Législatives 2022 deuxième tour. Appel à mes amis d’extrême-droite.

Mosaïque des années 1920 dans la Grande Mosquée de Paris.

Chers amis racistes, vous me connaissez. Vous savez combien j’aime la France, tout autant que vous. C’est depuis cet amour de la nation que je vous encourage à voter pour les candidats de l’union de la gauche, dite NUPES, dimanche prochain, même si vous ne vous sentez pas de gauche vous-mêmes. Moi non plus je ne suis pas de gauche mais il y a des moments dans la vie où on choisit d’élire nos adversaires. D’ailleurs, chers amis fachos, écoutez comment le parti au pouvoir qualifie l’union de la gauche NUPES : « conspirationniste », « antisémite », « nauséabond ». Exactement les mots employés pour vous désigner. Cela devrait vous rapprocher de cette gauche.

Mes amis nationalistes, vous pouvez voter comme moi car vous savez combien j’ai toujours oeuvré pour la protection et la diffusion de la culture française. Laissez-moi vous donner quelques exemples de mon engagement patriotique : de nombreuses personnes nous conseillent de publier en anglais car c’est la langue de la recherche internationale. Moi, je passe pour un étroit nationaliste car je tiens à publier fréquemment en français dans des revues françaises. Combien de fois ne m’a-t-on pas accusé d’être un franchouillard passé de mode, chauvin et rétif ? C’est que je refuse d’abdiquer. Je continue de croire que chaque langue devrait se développer dans la recherche aussi, pas seulement dans la sphère familiale. Comme vous, chers amis identitaires, je suis contre le grand remplacement qui voit la langue anglaise s’imposer, alors même que j’aime la langue anglaise et la pratique tous les jours.

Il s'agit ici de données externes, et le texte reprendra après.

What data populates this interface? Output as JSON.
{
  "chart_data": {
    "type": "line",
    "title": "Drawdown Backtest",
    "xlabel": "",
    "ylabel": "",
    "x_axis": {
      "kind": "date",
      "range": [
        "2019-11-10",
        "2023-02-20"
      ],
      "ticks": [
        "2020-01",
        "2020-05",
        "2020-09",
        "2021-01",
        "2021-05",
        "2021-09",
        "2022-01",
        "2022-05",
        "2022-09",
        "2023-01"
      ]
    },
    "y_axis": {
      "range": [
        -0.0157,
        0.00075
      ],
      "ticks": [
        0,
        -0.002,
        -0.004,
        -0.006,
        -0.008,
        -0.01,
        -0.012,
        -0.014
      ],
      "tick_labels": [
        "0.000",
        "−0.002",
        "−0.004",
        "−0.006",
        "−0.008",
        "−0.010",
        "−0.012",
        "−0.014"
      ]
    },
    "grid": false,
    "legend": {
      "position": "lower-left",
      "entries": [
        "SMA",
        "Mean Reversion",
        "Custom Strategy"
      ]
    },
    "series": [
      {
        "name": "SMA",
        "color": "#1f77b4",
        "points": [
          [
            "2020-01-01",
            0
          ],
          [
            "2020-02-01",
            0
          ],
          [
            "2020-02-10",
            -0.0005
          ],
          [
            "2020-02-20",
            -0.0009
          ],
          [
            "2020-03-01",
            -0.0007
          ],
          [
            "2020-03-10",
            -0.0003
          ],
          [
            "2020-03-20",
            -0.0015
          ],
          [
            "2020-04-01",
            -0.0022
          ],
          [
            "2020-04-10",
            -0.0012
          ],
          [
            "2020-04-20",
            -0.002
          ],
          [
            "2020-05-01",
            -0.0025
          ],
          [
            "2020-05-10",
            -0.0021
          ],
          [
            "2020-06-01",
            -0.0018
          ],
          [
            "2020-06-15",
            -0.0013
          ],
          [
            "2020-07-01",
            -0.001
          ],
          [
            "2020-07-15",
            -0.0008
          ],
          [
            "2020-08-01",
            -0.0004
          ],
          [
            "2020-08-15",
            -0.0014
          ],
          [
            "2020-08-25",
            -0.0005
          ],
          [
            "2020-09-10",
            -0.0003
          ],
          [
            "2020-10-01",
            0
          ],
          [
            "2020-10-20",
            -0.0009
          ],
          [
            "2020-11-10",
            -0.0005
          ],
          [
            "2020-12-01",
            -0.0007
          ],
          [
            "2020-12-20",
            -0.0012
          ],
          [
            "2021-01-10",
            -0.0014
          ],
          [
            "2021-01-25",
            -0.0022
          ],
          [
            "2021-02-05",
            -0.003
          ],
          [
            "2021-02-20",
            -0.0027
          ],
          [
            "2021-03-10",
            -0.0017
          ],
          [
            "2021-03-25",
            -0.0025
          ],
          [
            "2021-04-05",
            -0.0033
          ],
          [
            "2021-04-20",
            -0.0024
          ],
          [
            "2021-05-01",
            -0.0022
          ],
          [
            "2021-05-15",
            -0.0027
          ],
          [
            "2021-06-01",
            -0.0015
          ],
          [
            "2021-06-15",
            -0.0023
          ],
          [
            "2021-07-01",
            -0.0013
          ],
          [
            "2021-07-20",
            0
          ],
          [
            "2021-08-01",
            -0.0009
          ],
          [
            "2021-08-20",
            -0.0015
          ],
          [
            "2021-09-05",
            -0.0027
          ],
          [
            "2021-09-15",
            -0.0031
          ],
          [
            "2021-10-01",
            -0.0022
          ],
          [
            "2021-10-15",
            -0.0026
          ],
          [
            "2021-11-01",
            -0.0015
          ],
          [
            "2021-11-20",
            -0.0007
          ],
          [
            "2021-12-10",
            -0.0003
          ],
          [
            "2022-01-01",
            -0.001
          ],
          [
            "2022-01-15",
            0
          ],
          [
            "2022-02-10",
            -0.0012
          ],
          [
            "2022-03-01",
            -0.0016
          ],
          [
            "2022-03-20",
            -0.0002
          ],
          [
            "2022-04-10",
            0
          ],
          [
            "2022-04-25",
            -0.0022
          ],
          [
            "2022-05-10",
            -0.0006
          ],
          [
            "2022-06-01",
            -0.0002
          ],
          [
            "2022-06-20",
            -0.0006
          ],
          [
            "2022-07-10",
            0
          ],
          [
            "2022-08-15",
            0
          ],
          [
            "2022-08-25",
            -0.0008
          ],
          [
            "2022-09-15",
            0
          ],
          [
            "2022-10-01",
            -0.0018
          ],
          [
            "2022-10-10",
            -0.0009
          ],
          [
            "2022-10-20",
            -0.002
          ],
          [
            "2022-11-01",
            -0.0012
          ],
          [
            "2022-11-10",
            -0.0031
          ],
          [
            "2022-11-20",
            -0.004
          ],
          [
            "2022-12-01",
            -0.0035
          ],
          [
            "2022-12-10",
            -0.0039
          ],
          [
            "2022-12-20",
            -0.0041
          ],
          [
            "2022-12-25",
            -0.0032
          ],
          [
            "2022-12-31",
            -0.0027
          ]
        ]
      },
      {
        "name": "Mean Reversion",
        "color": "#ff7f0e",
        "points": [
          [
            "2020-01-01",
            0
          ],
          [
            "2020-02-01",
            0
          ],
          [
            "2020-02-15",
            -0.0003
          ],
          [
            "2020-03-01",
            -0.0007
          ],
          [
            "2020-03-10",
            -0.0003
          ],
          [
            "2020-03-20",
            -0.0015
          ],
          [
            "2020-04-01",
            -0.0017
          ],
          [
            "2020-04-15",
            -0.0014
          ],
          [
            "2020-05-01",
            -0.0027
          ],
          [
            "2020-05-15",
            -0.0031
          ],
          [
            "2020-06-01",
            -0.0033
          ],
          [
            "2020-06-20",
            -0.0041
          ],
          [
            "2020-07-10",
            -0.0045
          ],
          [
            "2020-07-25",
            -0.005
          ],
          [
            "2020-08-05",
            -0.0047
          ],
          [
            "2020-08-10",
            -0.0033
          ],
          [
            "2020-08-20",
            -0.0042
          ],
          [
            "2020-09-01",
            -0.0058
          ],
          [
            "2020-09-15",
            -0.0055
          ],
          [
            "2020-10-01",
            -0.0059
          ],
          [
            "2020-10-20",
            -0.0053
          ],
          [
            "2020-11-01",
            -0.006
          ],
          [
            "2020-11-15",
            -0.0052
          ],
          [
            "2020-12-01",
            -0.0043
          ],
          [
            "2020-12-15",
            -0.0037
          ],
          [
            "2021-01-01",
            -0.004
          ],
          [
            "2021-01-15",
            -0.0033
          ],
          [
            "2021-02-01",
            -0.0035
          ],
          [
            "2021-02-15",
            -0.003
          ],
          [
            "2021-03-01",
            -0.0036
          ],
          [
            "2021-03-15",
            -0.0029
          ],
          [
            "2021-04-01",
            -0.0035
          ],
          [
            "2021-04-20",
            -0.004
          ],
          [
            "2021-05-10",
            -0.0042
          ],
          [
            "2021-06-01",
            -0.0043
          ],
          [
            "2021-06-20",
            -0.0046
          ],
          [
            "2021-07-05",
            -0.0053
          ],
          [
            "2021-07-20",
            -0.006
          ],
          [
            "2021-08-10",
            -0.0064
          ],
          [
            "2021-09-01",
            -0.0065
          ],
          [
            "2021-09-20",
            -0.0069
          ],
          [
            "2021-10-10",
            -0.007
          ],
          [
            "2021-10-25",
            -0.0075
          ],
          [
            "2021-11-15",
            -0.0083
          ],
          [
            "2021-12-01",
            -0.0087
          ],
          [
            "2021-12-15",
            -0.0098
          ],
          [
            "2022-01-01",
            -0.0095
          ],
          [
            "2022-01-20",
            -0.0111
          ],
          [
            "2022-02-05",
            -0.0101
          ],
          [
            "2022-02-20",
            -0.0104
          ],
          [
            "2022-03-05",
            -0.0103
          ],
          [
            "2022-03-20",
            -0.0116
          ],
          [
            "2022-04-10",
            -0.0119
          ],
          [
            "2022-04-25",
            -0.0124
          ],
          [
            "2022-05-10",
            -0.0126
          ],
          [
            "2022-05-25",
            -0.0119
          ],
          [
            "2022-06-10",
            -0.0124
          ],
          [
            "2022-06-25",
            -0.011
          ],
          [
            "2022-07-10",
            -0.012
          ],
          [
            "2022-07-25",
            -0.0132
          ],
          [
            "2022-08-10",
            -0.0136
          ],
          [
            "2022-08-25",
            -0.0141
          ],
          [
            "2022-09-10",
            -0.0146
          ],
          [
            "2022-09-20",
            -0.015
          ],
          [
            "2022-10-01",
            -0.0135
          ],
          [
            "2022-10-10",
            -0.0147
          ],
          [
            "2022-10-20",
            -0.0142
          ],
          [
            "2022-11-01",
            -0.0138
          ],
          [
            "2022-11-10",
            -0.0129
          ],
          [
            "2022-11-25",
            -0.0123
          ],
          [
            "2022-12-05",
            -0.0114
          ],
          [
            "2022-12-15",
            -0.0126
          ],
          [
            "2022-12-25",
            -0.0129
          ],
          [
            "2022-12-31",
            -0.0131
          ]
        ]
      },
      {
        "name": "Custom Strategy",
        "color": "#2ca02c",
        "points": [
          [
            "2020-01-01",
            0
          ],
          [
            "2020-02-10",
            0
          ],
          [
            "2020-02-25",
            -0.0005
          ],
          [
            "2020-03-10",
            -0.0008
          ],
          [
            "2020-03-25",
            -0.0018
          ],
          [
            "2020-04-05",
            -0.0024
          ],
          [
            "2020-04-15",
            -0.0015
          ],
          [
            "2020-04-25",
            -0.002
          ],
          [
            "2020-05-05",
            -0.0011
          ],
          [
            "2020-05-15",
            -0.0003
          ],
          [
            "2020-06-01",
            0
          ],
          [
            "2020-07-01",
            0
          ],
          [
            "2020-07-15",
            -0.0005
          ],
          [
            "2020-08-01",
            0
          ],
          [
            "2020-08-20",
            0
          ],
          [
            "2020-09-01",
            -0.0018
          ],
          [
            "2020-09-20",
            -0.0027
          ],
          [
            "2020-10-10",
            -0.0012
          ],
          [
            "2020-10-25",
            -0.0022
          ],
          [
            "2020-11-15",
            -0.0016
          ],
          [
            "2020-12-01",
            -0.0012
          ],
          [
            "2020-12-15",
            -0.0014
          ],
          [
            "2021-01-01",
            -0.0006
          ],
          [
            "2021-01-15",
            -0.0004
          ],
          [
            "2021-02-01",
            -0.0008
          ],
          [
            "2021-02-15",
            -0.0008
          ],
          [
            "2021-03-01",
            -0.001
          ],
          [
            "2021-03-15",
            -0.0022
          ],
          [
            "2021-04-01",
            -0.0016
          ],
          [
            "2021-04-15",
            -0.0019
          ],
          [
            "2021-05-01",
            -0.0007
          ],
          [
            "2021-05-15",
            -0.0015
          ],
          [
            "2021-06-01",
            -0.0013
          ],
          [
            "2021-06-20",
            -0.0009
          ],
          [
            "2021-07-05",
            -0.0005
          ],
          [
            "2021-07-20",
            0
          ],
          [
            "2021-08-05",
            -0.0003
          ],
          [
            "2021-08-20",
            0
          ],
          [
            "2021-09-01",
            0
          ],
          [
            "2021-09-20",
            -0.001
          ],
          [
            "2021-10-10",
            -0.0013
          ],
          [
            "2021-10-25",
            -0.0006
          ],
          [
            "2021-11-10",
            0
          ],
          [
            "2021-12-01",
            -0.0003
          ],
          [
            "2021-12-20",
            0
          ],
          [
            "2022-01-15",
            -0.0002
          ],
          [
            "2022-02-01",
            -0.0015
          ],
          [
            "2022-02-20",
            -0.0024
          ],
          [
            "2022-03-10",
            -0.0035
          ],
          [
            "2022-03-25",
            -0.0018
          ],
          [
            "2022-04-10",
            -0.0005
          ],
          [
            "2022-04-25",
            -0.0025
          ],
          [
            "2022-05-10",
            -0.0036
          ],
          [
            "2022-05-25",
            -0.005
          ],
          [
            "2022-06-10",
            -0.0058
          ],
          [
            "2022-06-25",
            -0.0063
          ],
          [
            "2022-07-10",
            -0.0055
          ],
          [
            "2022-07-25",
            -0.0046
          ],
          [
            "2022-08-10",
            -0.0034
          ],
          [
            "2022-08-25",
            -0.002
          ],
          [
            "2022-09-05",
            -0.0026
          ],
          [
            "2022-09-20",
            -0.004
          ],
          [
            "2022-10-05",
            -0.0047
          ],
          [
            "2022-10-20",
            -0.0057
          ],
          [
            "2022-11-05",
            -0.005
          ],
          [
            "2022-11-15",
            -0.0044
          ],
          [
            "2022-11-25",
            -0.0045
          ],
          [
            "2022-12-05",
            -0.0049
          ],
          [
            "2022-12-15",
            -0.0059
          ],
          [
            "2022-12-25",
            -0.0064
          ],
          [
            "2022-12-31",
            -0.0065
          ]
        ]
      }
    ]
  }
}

Je vous écris pour vous demander de voter pour l’Union populaire dite NUPES dimanche prochain, au cas où vous auriez le choix entre la gauche et la droite. Si votre candidat de prédilection s’est fait éliminer au premier tour, le meilleur remplaçant serait un député du programme de gauche car il défendrait davantage l’éducation nationale et la culture française.

Pourtant ce vote n’est pas dans mon intérêt. D’un strict point de vue égoïste, je suis beaucoup plus proche d’un banquier comme Emmanuel Macron que de ces « anarchistes d’extrême-gauche » que décrit judicieusement la ministre Amélie de Montchalin pour désigner les candidats NUPES. Comme Macron, je suis libéral ; comme lui je suis international et profite à fond de la mondialisation ; comme lui je suis en faveur de l’esclavage la réduction du coût du travail et je trouve détestable mais avantageuse l’idée de faire travailler gratuitement les pauvres, les sans-dents, les allocataires du RSA. Comme Macron, je suis un beau garçon qui cherche à dissimuler sa calvitie. Comme lui, j’ai été amoureux de ma prof de théâtre. Non, ça c’est une connerie, je n’ai jamais eu de prof de théâtre.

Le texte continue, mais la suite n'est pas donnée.